The other interesting observation Ewert made about brokers is that despite the perceived importance of confident conversational skills in this relationship driven business, being an extrovert may not be an advantage.

“People often misunderstand negotiation skills and they suggest that to be good at it or to convert more contracts in sales you need to be extroverted and have all the information,” she said.

However, Ewert said often introverted brokers are much more successful in business than extroverts.

“An introverted broker is more likely to listen, they are less likely to make themselves the hero of the conversation and they’re more likely to connect with that prospective customer,” she said.

Ewert has worked in sales leadership roles for companies like Stockland and Vodafone. In an earlier Insurance Business interview she explained how insurance brokers can learn a lot from the negotiation techniques used by the FBI (Federal Bureau of Investigation). Ewart said she attends FBI training sessions every week to hone her own skills.

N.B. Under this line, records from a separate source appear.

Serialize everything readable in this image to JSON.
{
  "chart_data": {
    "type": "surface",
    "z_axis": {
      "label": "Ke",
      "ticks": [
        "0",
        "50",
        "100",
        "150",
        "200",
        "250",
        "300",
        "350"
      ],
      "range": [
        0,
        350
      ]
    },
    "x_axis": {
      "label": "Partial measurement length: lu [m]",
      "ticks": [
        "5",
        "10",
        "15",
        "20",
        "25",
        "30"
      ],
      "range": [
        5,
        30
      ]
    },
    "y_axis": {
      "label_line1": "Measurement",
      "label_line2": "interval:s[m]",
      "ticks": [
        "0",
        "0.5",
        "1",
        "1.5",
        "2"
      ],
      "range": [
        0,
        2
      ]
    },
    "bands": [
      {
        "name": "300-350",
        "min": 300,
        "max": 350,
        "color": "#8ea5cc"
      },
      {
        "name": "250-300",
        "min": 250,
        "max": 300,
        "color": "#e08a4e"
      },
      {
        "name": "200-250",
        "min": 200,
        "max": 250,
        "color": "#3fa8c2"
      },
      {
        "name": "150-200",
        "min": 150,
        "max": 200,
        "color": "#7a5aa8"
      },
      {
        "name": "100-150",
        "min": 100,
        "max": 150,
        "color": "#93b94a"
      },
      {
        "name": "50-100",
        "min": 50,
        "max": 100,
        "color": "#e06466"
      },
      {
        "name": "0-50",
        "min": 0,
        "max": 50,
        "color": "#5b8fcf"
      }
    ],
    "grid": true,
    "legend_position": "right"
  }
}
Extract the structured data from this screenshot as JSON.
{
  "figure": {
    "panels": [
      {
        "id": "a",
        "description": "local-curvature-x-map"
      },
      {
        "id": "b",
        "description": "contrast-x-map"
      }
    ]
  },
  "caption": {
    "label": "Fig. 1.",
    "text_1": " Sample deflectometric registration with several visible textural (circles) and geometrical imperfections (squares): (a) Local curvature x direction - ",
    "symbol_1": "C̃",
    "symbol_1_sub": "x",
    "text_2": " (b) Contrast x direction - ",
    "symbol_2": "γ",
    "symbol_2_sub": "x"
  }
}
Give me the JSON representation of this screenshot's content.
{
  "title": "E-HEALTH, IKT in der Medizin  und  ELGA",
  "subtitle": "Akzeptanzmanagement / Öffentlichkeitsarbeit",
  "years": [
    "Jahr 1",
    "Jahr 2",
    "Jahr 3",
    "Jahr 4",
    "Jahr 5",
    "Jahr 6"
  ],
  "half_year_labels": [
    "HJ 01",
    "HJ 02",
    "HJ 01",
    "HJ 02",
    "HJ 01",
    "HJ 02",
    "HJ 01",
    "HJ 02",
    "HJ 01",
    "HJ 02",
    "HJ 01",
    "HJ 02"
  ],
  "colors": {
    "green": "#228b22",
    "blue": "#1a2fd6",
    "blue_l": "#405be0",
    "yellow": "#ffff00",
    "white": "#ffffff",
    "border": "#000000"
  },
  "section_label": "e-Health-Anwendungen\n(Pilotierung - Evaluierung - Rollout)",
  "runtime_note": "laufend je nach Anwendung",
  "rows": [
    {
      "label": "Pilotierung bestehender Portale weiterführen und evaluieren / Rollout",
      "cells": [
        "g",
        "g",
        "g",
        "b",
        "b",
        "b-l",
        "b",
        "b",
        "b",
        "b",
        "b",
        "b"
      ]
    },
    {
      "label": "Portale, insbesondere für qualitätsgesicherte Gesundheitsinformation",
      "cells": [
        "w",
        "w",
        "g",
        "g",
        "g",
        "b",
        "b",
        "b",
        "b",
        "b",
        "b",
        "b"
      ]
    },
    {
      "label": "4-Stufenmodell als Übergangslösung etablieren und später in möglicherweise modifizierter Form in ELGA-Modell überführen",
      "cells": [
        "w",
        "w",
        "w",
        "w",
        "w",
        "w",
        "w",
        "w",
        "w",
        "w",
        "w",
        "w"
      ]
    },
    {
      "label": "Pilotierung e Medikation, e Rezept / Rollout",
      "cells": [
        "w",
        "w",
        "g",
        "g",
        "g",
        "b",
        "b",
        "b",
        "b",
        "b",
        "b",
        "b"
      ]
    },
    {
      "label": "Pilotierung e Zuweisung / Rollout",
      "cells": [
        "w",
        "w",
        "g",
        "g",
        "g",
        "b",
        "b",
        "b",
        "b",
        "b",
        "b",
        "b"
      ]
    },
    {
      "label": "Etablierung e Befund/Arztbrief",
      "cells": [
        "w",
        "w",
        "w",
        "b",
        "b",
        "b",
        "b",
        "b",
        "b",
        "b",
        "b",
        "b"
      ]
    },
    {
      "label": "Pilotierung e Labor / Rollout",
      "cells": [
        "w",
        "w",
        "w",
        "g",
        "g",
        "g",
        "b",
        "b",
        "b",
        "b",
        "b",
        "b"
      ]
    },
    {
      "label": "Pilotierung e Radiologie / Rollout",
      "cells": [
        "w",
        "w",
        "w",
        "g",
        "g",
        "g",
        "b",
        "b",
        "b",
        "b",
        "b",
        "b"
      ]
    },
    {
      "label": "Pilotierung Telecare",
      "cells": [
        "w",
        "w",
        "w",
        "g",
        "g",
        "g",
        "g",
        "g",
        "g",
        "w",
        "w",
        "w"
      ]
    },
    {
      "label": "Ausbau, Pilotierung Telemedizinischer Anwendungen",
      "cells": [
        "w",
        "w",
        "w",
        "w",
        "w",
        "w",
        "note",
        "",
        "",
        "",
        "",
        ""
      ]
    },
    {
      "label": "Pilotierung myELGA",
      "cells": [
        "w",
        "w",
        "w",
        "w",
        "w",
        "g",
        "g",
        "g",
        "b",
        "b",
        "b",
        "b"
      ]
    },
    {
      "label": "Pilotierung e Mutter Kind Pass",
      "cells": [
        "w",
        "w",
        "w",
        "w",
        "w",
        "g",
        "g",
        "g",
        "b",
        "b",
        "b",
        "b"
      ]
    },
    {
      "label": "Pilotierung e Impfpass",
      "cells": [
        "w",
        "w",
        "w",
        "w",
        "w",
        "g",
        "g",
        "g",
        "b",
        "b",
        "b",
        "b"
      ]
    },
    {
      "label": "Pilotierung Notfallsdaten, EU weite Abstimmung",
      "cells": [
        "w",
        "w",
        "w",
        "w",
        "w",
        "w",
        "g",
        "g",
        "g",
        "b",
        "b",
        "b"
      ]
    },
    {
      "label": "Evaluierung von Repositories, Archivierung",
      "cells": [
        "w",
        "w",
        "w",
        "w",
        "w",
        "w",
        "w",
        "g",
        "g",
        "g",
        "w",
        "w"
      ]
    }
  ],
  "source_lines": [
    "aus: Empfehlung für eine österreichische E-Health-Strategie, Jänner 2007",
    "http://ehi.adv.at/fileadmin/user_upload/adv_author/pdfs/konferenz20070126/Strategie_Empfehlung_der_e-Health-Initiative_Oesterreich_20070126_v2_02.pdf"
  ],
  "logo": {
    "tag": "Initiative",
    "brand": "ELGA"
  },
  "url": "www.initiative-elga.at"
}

“FBI negotiators are using very fine-tuned interpersonal people skills,” she said. “The same skills that the FBI are using when they’re talking to hostage takers and terrorists are the same skills that we can use in business as insurance brokers to convert more contracts, increase our margins and win more negotiations,” she added.

Ewert gave some examples but warned beforehand that while the notion of adopting FBI skills in insurance broking might sound very exciting, “it’s very underwhelming because these are skills we all have hiding in plain sight,” she said.

Ewert said it’s key for brokers trying to connect with potential customers to find things in common. She said if a potential customer finds the broker likeable, they’re more likely to do business with them.

“If you don’t like me, the research tells us that you’ll go out of your way to look for disagreement in everything that I say. So it’s not dissimilar to what some of the FBI teams are doing: their job is to connect, find something in common and build trust with the hostage taker,” she said.